Which leads me back to existence in itself, you don't really get a lot of choices when it comes to biology or genetics (and if your on the "God Hates Fags" team - then you don't get a choice in what kind of punishment you receive for your sins). If there is a God, I don't think he's on their team. If there is a Goddess, I don't think she would deliver pain to our breasts. If there was a broader pantheon of great Spirits, my hope would be they'd reach a consensus: lets not inflict the human race with cancer - let alone put it in their pleasure places (not to mention mass genocides, war, poverty, etc.).

It's going to be rather hard to keep my fingers off my breast - as if I could magically press into this new found lump and like a zit, the source of the problem would come squirting out. But I am going to keep my hands off it until my next period, until a week after my next menstruation when my doctor says, "It could disappear." But I feel my chest on a regular basis and honestly, I've felt this before.
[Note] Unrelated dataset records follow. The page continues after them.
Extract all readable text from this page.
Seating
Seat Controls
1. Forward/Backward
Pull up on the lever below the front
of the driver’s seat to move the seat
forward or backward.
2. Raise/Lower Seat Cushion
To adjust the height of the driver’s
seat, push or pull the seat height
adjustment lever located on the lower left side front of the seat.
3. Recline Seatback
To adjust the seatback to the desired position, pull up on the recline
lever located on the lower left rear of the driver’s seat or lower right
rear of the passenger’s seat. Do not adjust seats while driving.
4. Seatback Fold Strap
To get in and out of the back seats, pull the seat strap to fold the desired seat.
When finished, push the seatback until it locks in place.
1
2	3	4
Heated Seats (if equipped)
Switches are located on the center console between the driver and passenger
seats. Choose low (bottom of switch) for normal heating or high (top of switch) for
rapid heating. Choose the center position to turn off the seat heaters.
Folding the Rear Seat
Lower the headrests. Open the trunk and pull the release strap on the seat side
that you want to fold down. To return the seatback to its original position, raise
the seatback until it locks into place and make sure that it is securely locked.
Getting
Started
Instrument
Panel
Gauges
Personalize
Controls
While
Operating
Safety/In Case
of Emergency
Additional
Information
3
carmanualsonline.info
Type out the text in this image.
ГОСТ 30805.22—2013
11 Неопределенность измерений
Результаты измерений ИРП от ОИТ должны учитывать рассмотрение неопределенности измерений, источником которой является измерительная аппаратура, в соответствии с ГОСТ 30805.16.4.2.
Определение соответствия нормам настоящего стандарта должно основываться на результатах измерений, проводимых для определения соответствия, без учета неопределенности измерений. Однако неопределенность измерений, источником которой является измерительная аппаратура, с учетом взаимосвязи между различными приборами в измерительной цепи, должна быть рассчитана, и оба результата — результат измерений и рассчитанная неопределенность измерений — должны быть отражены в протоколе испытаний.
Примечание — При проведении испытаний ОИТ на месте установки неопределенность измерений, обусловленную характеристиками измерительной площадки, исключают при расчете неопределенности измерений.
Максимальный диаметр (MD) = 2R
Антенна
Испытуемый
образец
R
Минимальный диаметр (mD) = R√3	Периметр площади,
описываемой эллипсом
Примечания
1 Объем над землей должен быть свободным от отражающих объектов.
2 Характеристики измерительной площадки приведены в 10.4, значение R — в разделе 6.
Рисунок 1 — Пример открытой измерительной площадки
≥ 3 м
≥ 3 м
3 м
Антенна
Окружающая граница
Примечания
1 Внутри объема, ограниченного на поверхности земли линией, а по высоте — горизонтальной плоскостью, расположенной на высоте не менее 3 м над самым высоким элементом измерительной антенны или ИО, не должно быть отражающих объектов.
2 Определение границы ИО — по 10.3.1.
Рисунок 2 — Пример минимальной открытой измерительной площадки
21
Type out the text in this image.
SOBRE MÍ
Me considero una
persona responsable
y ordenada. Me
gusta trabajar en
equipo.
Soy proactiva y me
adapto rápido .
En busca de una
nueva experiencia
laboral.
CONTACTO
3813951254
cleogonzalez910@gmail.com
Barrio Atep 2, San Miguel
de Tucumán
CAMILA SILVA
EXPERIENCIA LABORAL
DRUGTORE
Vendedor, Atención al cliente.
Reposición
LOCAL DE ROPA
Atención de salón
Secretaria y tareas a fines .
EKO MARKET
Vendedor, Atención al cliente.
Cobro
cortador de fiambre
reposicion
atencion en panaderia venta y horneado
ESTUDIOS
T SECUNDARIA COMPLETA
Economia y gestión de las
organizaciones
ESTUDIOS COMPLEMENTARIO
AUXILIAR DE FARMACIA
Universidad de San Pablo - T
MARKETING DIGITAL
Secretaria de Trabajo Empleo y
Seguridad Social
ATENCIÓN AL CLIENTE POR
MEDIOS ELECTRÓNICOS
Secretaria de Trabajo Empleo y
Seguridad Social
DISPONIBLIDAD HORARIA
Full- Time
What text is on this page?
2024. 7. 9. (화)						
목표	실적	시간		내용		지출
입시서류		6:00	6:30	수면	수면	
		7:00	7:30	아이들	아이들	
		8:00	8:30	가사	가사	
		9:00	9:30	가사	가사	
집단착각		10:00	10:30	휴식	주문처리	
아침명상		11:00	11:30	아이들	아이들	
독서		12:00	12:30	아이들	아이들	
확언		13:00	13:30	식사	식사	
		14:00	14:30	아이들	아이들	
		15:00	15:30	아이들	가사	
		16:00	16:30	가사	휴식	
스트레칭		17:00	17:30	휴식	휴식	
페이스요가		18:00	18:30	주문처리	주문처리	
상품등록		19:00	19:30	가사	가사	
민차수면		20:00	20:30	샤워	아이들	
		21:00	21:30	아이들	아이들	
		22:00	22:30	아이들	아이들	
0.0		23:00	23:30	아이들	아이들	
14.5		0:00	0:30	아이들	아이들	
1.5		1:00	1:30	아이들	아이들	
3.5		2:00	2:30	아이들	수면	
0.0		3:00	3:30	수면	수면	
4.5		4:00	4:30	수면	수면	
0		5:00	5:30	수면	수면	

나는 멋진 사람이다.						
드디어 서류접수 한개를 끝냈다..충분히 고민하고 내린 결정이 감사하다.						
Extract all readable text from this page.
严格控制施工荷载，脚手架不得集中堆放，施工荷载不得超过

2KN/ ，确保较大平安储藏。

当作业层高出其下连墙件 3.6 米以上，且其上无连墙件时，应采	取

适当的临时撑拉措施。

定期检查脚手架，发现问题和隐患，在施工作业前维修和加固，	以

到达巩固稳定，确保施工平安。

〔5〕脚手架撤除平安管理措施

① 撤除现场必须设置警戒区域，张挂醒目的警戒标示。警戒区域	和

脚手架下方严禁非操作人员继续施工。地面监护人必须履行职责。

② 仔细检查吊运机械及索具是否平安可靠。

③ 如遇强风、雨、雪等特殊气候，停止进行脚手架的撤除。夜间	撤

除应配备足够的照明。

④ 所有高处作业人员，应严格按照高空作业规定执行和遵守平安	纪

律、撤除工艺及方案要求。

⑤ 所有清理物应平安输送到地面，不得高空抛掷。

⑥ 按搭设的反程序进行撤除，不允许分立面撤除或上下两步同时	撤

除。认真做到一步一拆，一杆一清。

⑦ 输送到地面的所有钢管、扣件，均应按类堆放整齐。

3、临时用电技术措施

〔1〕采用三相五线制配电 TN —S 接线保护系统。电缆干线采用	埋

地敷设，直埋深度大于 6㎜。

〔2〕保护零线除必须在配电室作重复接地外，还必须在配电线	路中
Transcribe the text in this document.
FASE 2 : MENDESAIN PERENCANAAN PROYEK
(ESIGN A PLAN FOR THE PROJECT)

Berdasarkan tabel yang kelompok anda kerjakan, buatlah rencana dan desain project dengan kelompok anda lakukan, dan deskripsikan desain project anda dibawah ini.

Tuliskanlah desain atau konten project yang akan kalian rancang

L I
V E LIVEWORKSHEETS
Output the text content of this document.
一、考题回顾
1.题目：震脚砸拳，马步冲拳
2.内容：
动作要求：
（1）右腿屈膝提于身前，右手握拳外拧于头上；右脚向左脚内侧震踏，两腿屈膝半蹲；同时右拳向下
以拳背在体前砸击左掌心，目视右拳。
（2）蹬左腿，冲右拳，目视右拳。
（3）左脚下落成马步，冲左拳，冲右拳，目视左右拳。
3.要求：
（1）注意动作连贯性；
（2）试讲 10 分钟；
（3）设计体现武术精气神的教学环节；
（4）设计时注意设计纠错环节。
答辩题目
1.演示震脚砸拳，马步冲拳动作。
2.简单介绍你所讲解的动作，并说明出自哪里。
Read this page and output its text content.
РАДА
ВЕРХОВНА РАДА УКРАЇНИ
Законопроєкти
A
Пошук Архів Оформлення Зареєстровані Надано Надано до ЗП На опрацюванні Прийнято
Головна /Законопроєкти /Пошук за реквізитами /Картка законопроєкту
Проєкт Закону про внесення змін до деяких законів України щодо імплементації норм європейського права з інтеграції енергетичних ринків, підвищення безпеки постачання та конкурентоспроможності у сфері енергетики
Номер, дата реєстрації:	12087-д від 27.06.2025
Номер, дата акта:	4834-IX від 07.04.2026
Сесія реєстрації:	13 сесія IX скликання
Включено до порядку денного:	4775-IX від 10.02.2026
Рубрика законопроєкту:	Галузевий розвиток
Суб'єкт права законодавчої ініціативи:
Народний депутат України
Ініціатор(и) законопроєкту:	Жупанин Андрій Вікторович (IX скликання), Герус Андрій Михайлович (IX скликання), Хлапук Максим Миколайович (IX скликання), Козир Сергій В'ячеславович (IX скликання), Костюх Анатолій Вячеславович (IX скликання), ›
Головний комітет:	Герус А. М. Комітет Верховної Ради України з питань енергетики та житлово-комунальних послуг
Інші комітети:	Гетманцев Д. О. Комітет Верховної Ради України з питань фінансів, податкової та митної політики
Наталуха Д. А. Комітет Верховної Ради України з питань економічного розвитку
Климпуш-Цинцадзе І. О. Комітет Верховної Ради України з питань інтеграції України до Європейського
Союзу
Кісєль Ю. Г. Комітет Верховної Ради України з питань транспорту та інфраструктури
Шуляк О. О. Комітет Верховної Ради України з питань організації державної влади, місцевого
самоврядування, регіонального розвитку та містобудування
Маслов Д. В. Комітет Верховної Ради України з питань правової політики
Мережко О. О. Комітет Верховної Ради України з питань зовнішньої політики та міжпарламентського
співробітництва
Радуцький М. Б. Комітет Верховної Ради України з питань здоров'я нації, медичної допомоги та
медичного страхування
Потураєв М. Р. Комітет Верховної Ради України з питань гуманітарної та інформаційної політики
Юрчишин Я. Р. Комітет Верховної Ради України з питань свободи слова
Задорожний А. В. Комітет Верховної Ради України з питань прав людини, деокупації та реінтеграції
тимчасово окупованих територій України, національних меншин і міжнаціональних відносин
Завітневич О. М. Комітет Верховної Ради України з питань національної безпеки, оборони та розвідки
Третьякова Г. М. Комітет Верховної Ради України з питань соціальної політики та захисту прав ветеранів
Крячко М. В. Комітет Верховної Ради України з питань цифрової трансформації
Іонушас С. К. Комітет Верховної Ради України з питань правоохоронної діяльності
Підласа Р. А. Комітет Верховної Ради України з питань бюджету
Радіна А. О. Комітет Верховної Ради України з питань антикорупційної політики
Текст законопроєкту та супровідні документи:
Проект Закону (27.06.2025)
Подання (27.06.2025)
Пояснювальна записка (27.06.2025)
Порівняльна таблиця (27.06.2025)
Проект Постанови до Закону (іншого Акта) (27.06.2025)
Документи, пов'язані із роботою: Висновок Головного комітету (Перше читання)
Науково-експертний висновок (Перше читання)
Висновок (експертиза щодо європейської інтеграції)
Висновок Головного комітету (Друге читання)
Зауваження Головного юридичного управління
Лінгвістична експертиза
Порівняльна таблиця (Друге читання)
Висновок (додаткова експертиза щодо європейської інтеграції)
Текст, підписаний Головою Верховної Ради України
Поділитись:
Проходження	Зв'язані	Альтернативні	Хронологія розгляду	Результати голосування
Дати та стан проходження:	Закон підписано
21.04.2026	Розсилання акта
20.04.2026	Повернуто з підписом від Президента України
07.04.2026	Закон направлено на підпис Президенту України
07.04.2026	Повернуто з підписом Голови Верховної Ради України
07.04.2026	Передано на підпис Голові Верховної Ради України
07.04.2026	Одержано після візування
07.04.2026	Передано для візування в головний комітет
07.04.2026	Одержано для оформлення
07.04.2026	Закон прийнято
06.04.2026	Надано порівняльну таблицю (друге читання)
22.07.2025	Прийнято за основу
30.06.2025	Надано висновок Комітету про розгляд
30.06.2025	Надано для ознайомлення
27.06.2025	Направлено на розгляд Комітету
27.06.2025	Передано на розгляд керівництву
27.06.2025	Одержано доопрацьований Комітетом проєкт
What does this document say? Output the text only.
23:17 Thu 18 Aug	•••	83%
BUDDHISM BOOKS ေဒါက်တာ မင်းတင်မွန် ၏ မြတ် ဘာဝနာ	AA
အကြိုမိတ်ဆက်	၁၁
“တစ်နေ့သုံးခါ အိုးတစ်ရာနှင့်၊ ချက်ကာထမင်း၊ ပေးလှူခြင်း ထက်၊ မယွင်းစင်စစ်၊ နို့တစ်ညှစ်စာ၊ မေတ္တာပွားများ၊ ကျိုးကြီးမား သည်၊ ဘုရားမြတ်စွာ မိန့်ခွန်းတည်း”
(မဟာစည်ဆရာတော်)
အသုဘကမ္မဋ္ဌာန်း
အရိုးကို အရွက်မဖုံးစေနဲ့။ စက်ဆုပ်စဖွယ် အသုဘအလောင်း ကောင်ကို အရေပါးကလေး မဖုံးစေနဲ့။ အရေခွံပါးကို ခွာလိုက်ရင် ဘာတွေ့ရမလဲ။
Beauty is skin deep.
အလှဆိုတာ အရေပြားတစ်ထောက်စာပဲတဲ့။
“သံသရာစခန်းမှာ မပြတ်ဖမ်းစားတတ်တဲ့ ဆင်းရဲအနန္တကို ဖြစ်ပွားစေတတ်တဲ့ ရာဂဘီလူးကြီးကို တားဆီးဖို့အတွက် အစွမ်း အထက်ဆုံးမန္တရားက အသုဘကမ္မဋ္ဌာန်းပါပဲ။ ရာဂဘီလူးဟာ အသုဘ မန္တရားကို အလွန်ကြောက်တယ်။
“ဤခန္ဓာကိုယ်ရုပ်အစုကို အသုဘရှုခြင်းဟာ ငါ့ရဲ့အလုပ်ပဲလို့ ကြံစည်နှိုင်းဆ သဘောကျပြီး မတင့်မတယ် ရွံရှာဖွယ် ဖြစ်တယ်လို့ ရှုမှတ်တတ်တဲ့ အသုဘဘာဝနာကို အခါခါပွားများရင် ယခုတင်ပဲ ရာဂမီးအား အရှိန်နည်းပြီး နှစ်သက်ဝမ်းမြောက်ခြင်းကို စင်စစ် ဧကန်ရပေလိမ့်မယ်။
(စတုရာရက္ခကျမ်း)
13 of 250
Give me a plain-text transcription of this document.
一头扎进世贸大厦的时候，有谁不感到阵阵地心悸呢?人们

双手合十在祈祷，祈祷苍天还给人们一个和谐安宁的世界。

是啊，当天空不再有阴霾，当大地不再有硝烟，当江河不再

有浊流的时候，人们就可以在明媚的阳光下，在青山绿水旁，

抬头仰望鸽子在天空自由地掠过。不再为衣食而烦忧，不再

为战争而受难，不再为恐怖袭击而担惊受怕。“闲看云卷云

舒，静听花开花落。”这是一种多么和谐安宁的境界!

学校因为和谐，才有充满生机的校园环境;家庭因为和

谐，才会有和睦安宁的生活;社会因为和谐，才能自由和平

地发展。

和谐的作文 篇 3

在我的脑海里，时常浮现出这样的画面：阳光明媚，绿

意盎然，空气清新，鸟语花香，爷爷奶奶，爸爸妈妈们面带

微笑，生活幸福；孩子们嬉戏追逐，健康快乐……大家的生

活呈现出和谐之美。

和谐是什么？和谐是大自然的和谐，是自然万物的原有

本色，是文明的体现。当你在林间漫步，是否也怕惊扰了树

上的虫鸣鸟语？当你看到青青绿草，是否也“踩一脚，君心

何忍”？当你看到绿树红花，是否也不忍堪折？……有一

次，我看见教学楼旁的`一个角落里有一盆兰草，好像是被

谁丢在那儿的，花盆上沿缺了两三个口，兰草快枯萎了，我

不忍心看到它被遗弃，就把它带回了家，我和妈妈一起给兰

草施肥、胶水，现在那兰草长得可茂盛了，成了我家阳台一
I recall lying in bed a few years back doing my semi-monthly breasts exam, at the house that sat on top of I5. As I felt it up and down, I was wondering if the exhaust fumes from the freeway were as caustic as the log-like power lines they string above poor neighborhoods and reservations. And then I found it, square in the middle of my nipple and I thought to myself, Cystic breasts, and moved on. Nothing to be worried about. I went and felt it again. Round, isn't it. Not very hard. Hmmm... I'm tired. And with that, I was off to dreamland. Not losing any sleep. Nope. None at all.

And such is the case today. I am going to put my trust in my doc and do what she tells me. I will save my worries for when they are warranted. (And if you are my family or friends, do me a favor and do the same). There are better things to attend to: cooking dinner, spending time with friends, having a drink, loving your family or like me, you could be running off to teach freshman the art of writing the essay.